表題番号:2015B-104 日付:2016/02/25
研究課題社会環境による生殖行動変容の脳内分子機構の解明
研究者所属(当時) 資格 氏名
(代表者) 教育・総合科学学術院 教育学部 教授 筒井 和義
研究成果概要

社会環境の変化によって動物の行動や生殖腺から分泌される性ホルモンの血中濃度が変化することはこれまでに多くの研究者が報告してきました。社会環境の変化というのは、動物が一匹でいる状態からつがいになる、群れで生活していたのにはぐれてしまって一匹になるといった個体をとりまく環境の変化です。社会環境の変化は、視覚や聴覚などの感覚系で受容された後、脳に変化をもたらして動物の生理状態や行動を調節します。人間も社会的な情報によって行動や生理状態は瞬時に変化します。例えば、異性と同性の前では態度や行動が変わってしまうことや、素敵な異性を前にすると性ホルモンの分泌が変化するということは一般的に言われています。しかしながら、それらがどのような機構によって発現されるのかは不明のままでした。
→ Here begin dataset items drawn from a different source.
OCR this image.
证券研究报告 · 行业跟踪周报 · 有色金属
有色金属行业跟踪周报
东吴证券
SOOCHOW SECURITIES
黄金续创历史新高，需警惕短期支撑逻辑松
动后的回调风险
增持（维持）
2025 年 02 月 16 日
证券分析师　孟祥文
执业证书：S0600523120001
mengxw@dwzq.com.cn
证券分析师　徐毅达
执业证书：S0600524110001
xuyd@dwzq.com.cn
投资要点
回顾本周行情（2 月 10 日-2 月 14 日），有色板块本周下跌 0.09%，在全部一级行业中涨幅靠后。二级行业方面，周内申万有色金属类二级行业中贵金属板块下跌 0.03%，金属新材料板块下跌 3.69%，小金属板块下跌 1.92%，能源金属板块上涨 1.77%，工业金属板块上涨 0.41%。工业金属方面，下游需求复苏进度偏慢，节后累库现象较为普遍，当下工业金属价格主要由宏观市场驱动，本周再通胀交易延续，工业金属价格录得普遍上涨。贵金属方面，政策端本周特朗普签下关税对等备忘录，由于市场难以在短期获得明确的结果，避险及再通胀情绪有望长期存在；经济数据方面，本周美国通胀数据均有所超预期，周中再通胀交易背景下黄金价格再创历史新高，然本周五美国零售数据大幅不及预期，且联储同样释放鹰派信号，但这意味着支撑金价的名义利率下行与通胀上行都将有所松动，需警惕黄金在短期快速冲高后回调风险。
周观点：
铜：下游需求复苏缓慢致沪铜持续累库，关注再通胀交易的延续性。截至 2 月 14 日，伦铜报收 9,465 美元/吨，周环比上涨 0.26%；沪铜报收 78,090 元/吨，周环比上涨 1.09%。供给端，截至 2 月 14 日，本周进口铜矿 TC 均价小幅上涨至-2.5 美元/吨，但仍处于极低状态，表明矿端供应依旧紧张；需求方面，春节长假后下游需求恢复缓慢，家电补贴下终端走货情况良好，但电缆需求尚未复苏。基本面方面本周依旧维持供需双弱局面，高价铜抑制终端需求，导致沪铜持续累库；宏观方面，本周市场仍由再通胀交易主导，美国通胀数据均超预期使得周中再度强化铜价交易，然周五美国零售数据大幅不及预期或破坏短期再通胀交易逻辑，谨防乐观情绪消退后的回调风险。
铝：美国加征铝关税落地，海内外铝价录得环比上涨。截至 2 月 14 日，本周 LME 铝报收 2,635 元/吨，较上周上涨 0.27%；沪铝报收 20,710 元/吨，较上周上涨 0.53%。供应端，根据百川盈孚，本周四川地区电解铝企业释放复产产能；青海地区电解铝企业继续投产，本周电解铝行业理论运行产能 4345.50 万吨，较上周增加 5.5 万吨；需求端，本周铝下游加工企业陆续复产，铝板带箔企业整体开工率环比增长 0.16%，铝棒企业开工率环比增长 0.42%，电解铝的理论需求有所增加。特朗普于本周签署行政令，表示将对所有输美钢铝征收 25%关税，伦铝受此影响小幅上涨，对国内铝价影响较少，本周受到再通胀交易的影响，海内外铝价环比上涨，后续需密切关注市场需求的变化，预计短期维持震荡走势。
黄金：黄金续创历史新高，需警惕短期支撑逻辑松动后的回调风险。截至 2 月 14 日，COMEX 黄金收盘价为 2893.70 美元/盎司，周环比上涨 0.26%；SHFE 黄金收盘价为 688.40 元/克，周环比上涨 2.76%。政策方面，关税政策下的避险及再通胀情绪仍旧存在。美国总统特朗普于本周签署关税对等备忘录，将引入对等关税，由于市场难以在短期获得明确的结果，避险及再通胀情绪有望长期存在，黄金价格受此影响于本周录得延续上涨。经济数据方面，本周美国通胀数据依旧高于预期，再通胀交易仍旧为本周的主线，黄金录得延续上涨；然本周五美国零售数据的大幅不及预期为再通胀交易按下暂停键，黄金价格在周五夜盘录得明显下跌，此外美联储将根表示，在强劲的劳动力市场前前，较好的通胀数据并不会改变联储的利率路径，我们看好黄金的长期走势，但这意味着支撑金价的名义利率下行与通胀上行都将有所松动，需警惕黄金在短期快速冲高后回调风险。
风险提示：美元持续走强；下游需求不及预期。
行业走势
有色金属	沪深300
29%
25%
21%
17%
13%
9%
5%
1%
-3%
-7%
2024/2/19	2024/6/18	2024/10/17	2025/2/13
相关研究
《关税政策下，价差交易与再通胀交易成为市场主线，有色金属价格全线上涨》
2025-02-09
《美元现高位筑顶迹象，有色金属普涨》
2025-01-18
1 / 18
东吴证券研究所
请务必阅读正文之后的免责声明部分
本研究により、異性の存在が、ノルエピネフリンやGnIHを介して、性ホルモンの分泌を瞬時に変化させる新しい神経機構が解明されました。本研究成果は、雌の存在を認知する際に視覚に大きく依存する動物モデルとして、鳥類のウズラから得られたものですが、ノルエピネフリンやGnIHなどの脳ホルモンが多くの動物に共通して存在することから、私たちヒトを含めた哺乳類でも社会的な情報が生理状態を変化させるうえで、同じ仕組みが存在するかもしれません。よって将来的にヒトが一目ぼれするときの神経機構や分子メカニズムの解明に貢献することが期待されます。